Emergency signals means a combination of fixed or movable (mobile) lamps fitted to a motor vehicle and emitting a flashing blue or blue-red light and an audible signal.
Only the vehicle using the emergency light and sound signal together is granted the right to disregard certain rules.If the emergency vehicle uses only the blue flashing light signal, it remains obliged to comply with the rules of the Highway Code. A system using a emergency signal and sound signal is often referred to in everyday language as a police flashing light.
In our emergency signal light product portfolio you can find SoundOff Signal, Code3, Premier Hazard, Sirena and Strobos brands. The blue/red flashers are available in the form of lightbars of different sizes even with integrated speaker. Emergency signal perimeter lights are typically mounted on a grille, door, rearview mirror or behind a windshield. The blue mobile lights are available with either a fixed, drill-in mounting or a magnetic base. Previous technologies, halogen and xenon bulbs have now been replaced almost without exception by LED technology which guarantees extremely reliable, long life and low consumption. Our products comply with R65 lighting parameters and R10 EMC compliance. You will find additional, extra services for almost all of our products, such as installation of devices in a vehicle, service or maintenance.
What is the purpose of the emergency signal?
The emergency sign is responsible for the prevention of imminent threats to human life, limb, health, property or the human environment, the fulfilment of obligations under international treaties, the rescue of damage, the protection of national defence, national security and public safety, and the performance of tasks in the priority interests of the State.
What does the police flashing light give you the right to do?
A vehicle using its emergency light and sound signals together may disregard road signs and many provisions of the Highway Code, but only if its behaviour does not endanger road safety or the safety of persons and property and it is satisfied that other road users have allowed it to proceed unhindered. (Joint Decree 1/1975 (II. 5.) KPM-BM on the Rules of the Road Traffic (KRESZ) § 49 (2))
In no case shall traffic participants have priority over motor vehicles using a emergency light.
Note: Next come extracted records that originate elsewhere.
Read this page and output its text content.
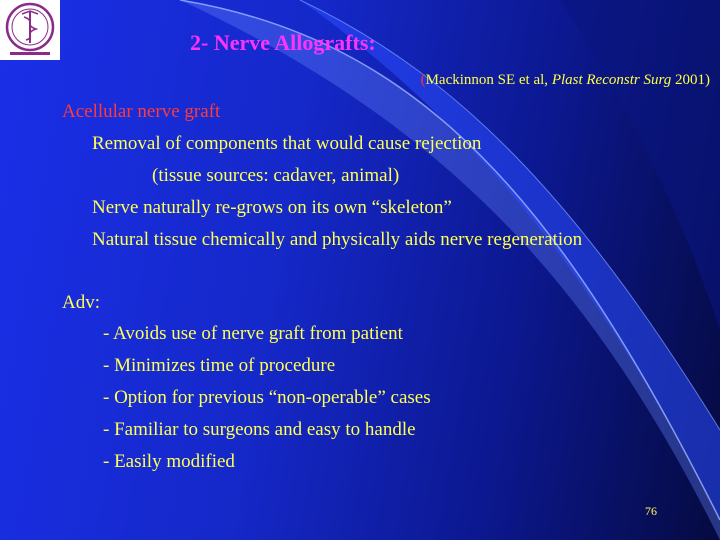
2- Nerve Allografts:
(Mackinnon SE et al, Plast Reconstr Surg 2001)
Acellular nerve graft
Removal of components that would cause rejection
(tissue sources: cadaver, animal)
Nerve naturally re-grows on its own “skeleton”
Natural tissue chemically and physically aids nerve regeneration
Adv:
- Avoids use of nerve graft from patient
- Minimizes time of procedure
- Option for previous “non-operable” cases
- Familiar to surgeons and easy to handle
- Easily modified
76
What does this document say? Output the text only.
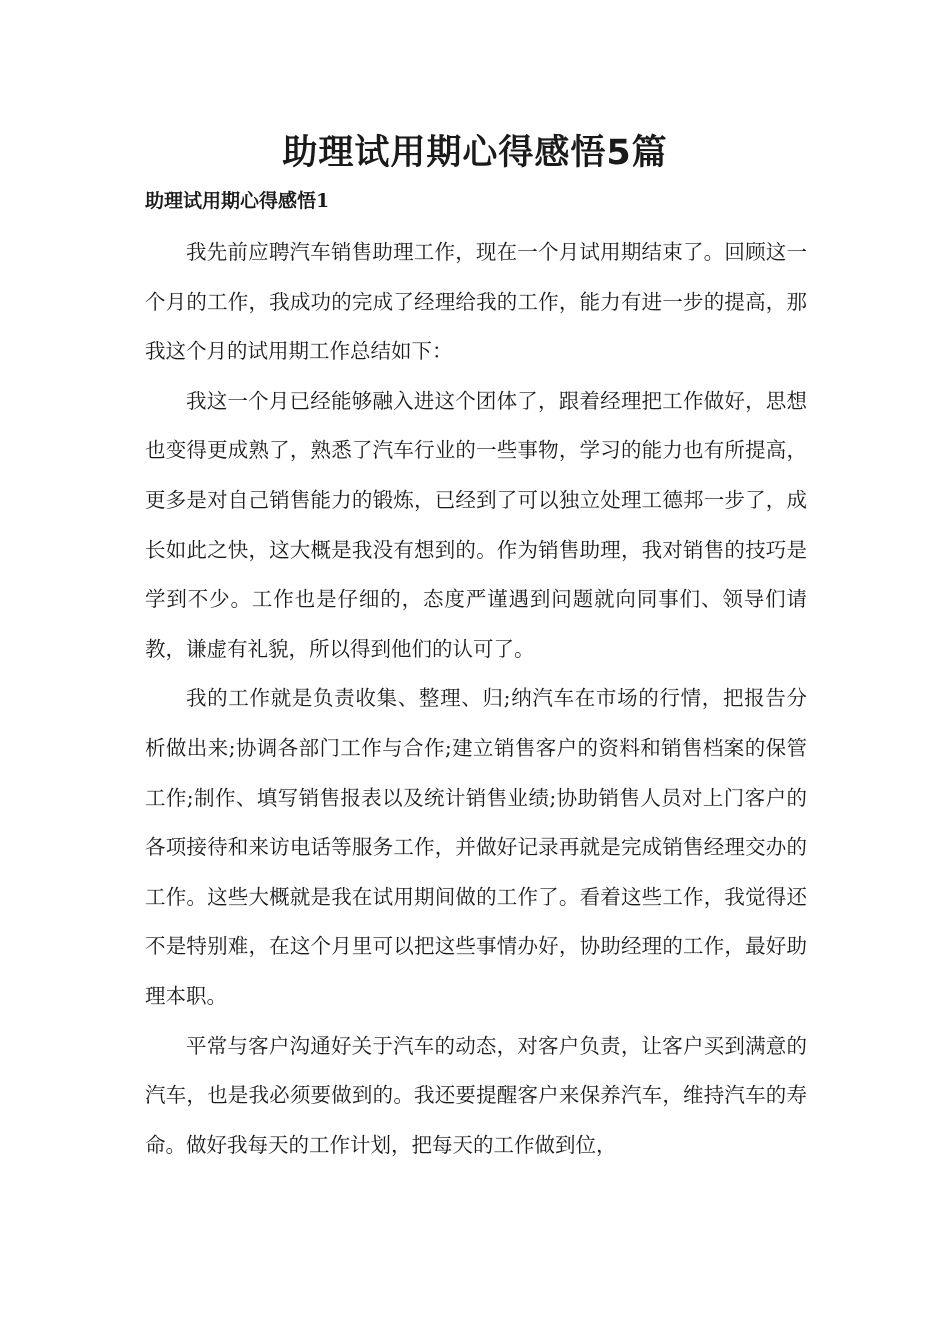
助理试用期心得感悟5篇
助理试用期心得感悟1

我先前应聘汽车销售助理工作，现在一个月试用期结束了。回顾这一个月的工作，我成功的完成了经理给我的工作，能力有进一步的提高，那我这个月的试用期工作总结如下：

我这一个月已经能够融入进这个团体了，跟着经理把工作做好，思想也变得更成熟了，熟悉了汽车行业的一些事物，学习的能力也有所提高，更多是对自己销售能力的锻炼，已经到了可以独立处理工德邦一步了，成长如此之快，这大概是我没有想到的。作为销售助理，我对销售的技巧是学到不少。工作也是仔细的，态度严谨遇到问题就向同事们、领导们请教，谦虚有礼貌，所以得到他们的认可了。

我的工作就是负责收集、整理、归;纳汽车在市场的行情，把报告分析做出来;协调各部门工作与合作;建立销售客户的资料和销售档案的保管工作;制作、填写销售报表以及统计销售业绩;协助销售人员对上门客户的各项接待和来访电话等服务工作，并做好记录再就是完成销售经理交办的工作。这些大概就是我在试用期间做的工作了。看着这些工作，我觉得还不是特别难，在这个月里可以把这些事情办好，协助经理的工作，最好助理本职。

平常与客户沟通好关于汽车的动态，对客户负责，让客户买到满意的汽车，也是我必须要做到的。我还要提醒客户来保养汽车，维持汽车的寿命。做好我每天的工作计划，把每天的工作做到位，
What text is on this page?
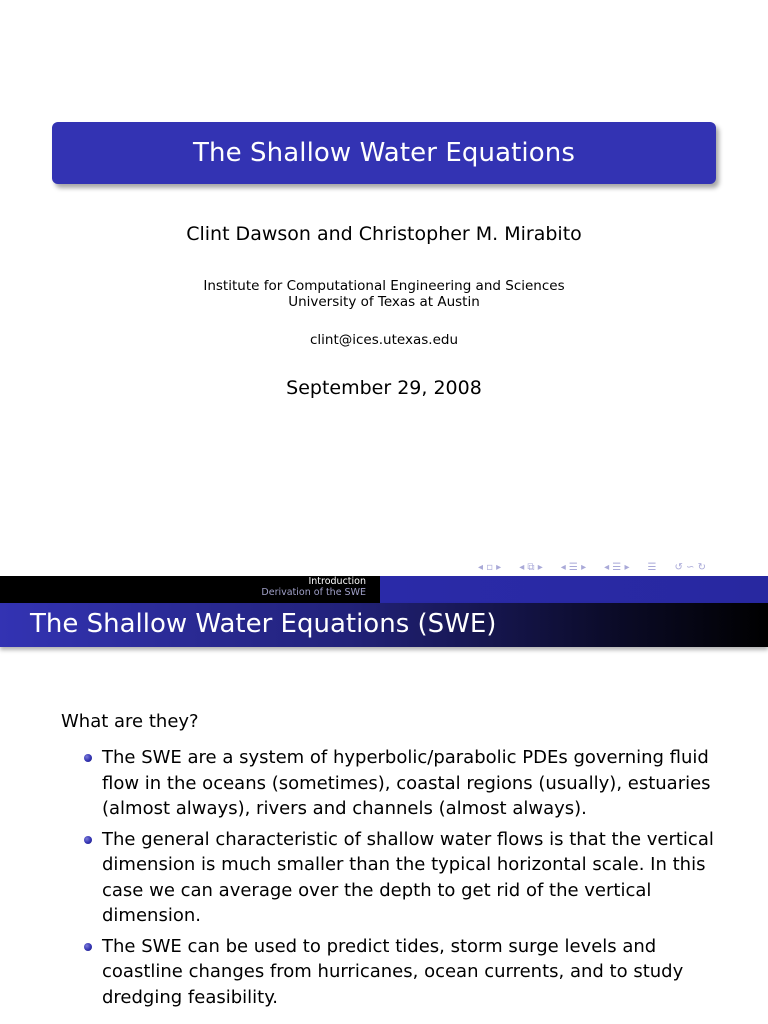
The Shallow Water Equations
Clint Dawson and Christopher M. Mirabito
Institute for Computational Engineering and Sciences
University of Texas at Austin
clint@ices.utexas.edu
September 29, 2008
◂ ▫ ▸ ◂ ⧉ ▸ ◂ ☰ ▸ ◂ ☰ ▸ ☰ ↺ ∽ ↻
Introduction
Derivation of the SWE
The Shallow Water Equations (SWE)
What are they?
The SWE are a system of hyperbolic/parabolic PDEs governing fluid flow in the oceans (sometimes), coastal regions (usually), estuaries (almost always), rivers and channels (almost always).
The general characteristic of shallow water flows is that the vertical dimension is much smaller than the typical horizontal scale. In this case we can average over the depth to get rid of the vertical dimension.
The SWE can be used to predict tides, storm surge levels and coastline changes from hurricanes, ocean currents, and to study dredging feasibility.
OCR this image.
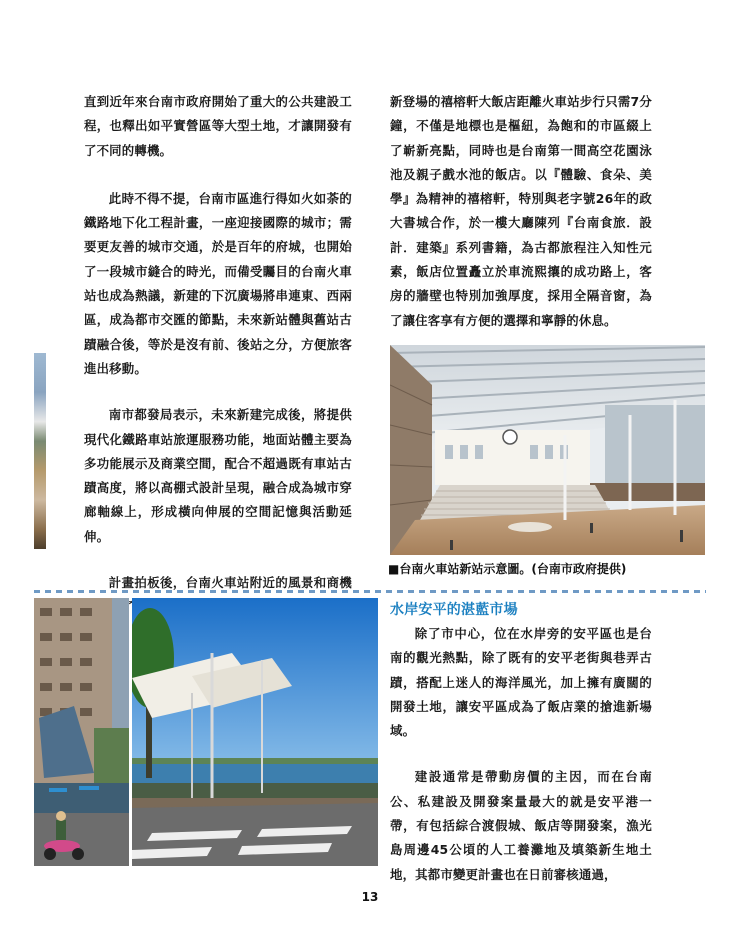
直到近年來台南市政府開始了重大的公共建設工程，也釋出如平實營區等大型土地，才讓開發有了不同的轉機。

此時不得不提，台南市區進行得如火如荼的鐵路地下化工程計畫，一座迎接國際的城市；需要更友善的城市交通，於是百年的府城，也開始了一段城市縫合的時光，而備受矚目的台南火車站也成為熱議，新建的下沉廣場將串連東、西兩區，成為都市交匯的節點，未來新站體與舊站古蹟融合後，等於是沒有前、後站之分，方便旅客進出移動。

南市都發局表示，未來新建完成後，將提供現代化鐵路車站旅運服務功能，地面站體主要為多功能展示及商業空間，配合不超過既有車站古蹟高度，將以高棚式設計呈現，融合成為城市穿廊軸線上，形成橫向伸展的空間記憶與活動延伸。

計畫拍板後，台南火車站附近的風景和商機

新登場的禧榕軒大飯店距離火車站步行只需7分鐘，不僅是地標也是樞紐，為飽和的市區綴上了嶄新亮點，同時也是台南第一間高空花園泳池及親子戲水池的飯店。以『體驗、食朵、美學』為精神的禧榕軒，特別與老字號26年的政大書城合作，於一樓大廳陳列『台南食旅．設計．建築』系列書籍，為古都旅程注入知性元素，飯店位置矗立於車流熙攘的成功路上，客房的牆壁也特別加強厚度，採用全隔音窗，為了讓住客享有方便的選擇和寧靜的休息。

■台南火車站新站示意圖。(台南市政府提供)

水岸安平的湛藍市場

除了市中心，位在水岸旁的安平區也是台南的觀光熱點，除了既有的安平老街與巷弄古蹟，搭配上迷人的海洋風光，加上擁有廣闊的開發土地，讓安平區成為了飯店業的搶進新場域。

建設通常是帶動房價的主因，而在台南公、私建設及開發案量最大的就是安平港一帶，有包括綜合渡假城、飯店等開發案，漁光島周邊45公頃的人工養灘地及填築新生地土地，其都市變更計畫也在日前審核通過，

13
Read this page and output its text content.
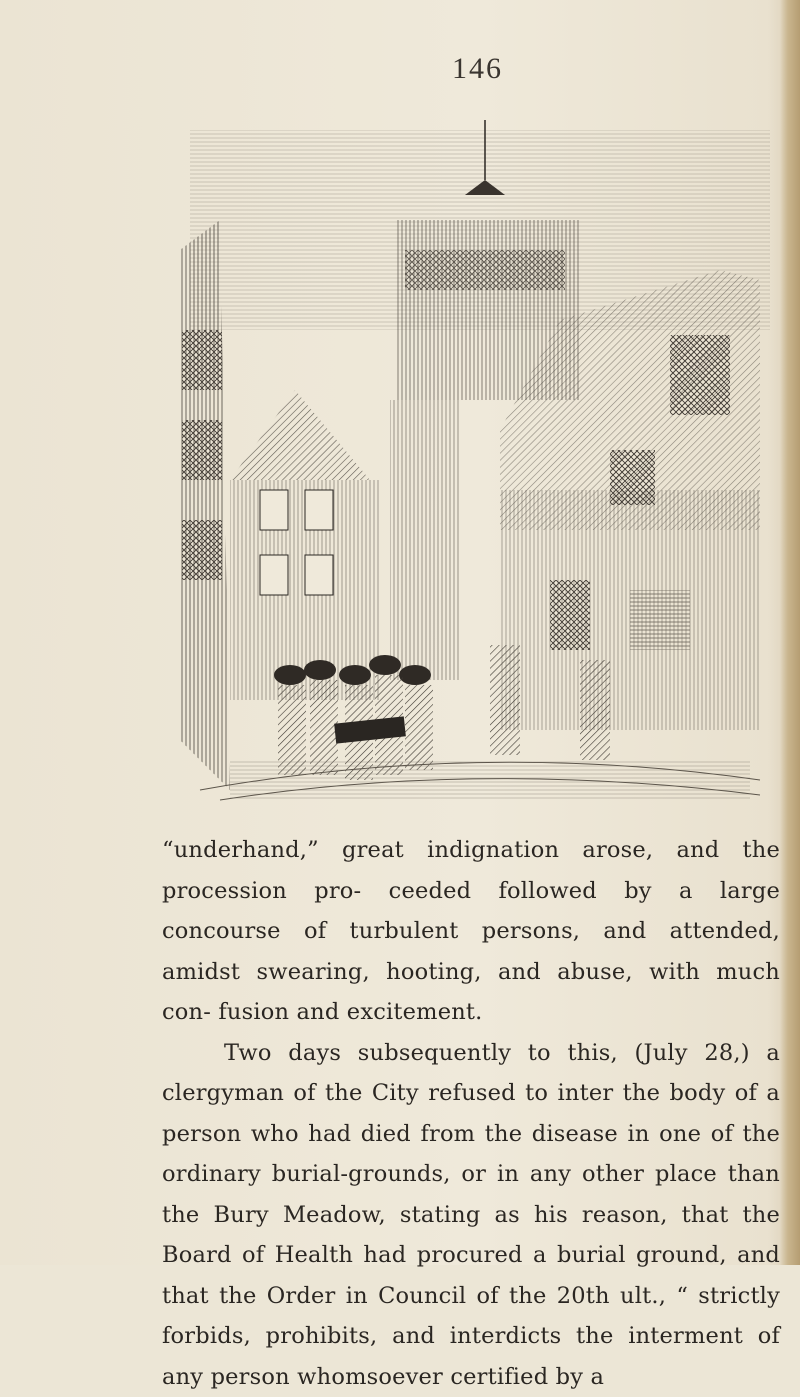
146

“underhand,” great indignation arose, and the procession pro- ceeded followed by a large concourse of turbulent persons, and attended, amidst swearing, hooting, and abuse, with much con- fusion and excitement.

Two days subsequently to this, (July 28,) a clergyman of the City refused to inter the body of a person who had died from the disease in one of the ordinary burial-grounds, or in any other place than the Bury Meadow, stating as his reason, that the Board of Health had procured a burial ground, and that the Order in Council of the 20th ult., “ strictly forbids, prohibits, and interdicts the interment of any person whomsoever certified by a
E.g. pedestrians, cyclists.
What legislation refers to the use and installation of blue lights?
- Decree No 6/1990 (IV. 12.) of the Ministry of Transport, Building and Urban Affairs on the technical conditions for the registration and operation of road vehicles [Technical conditions of operation of the distinguishing and warning lights (66§)]
- ORFK Instruction No. 1/2017 (I. 18.) on police tasks related to the authorisation and control of the installation and use of devices for distinguishing and warning signals
- 12/2007 (III. 13.) IRM Decree on the rules for the installation and use of devices for distinguishing and warning signals (Distinguishes between users who can only install the signals with an official permit and those who can only install the signals without an official permit.)
Types of emergency light signals by technology:
- Halogen blue lamp: Typically a rotating lamp with a standard H1 or H7 bulb and a rotating mirror.
- LED blue flashing: A flashing lamp fitted with an LED bulb, where the LED modules either flash simultaneously or imitate a rotation by flashing individual LED bulbs. The LED technology gives them a long lifetime.
- Xenon Blue Flashing: Flashing lamps with Xenon gas-filled bulbs. They are nowadays marginalised due to the high cost of the technology.
Components of a emergency sound and light signal
- Lightbar: Lightbars available in different widths according to the size of the vehicle, which can be fixed to the roof of the vehicle by means of a fixed or magnetic design.
- Beacon: Indicators that can be used as supplementary signals or as stand-alone indicators, either fixed to the roof or with a magnetic design.
- Perimeter lights: LED technology flashers for mounting in the radiator grille, rear-view mirror or door.
- Loudspeaker: A loudspeaker to be fitted in the light bridge or to be mounted separately in the engine compartment to provide a distinctive audible warning.
- Control unit: A control unit for controlling the light and sound, which is also the amplifier for the loudspeaker. The control unit may also have a hand-held microphone which makes the system suitable for intercom or loudspeaker announcements.
The beacon light signal shall be mounted at the highest point of the vehicle, ensuring 360° visibility. If this is not possible, an additional perimeter light shall be used.